Building a nuclear reactor people want

Y Combinator is publishing a lot of great articles through their outlet, The Macro. From an interview last week of Jacob DeWitte, founder and CEO at Oklo:

So how did Oklo, formerly known as UPower, start?

Jacob : At MIT, I’d met my co-founder Caroline Cochran, who was also in nuclear engineering and had a background as a mechanical engineer. We started really digging into how would we do something advanced in nuclear with a startup. But we didn’t want to be technology pushers. We wanted to follow what people wanted, what people needed.

We had a series of conversations with friends and contacts who were working in power development for remote communities – for projects like mining and gas. They’d talk about how much a pain in the rear it was to get power to these remote places they were working on.

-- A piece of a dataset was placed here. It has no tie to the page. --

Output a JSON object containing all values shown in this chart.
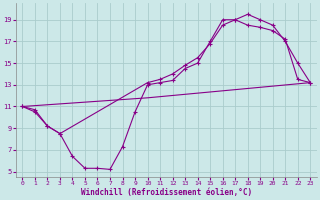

The common thing to use is diesel, but it’s a big problem: There are often no roads to deliver the fuel, it’s quite unwieldy, the weather can be so severe that it will freeze, and so on.

These people would say, “Well, diesel is the most energy-dense fuel we know.” But nuclear is 2 million times as energy dense. We’d ask them, what if there was a small enough reactor that you could bring out on a job site? They all said, “Whoa, who makes that? We would buy that in a second. As many as you could make.”

And that's how you get started building the nuclear reactor of the future!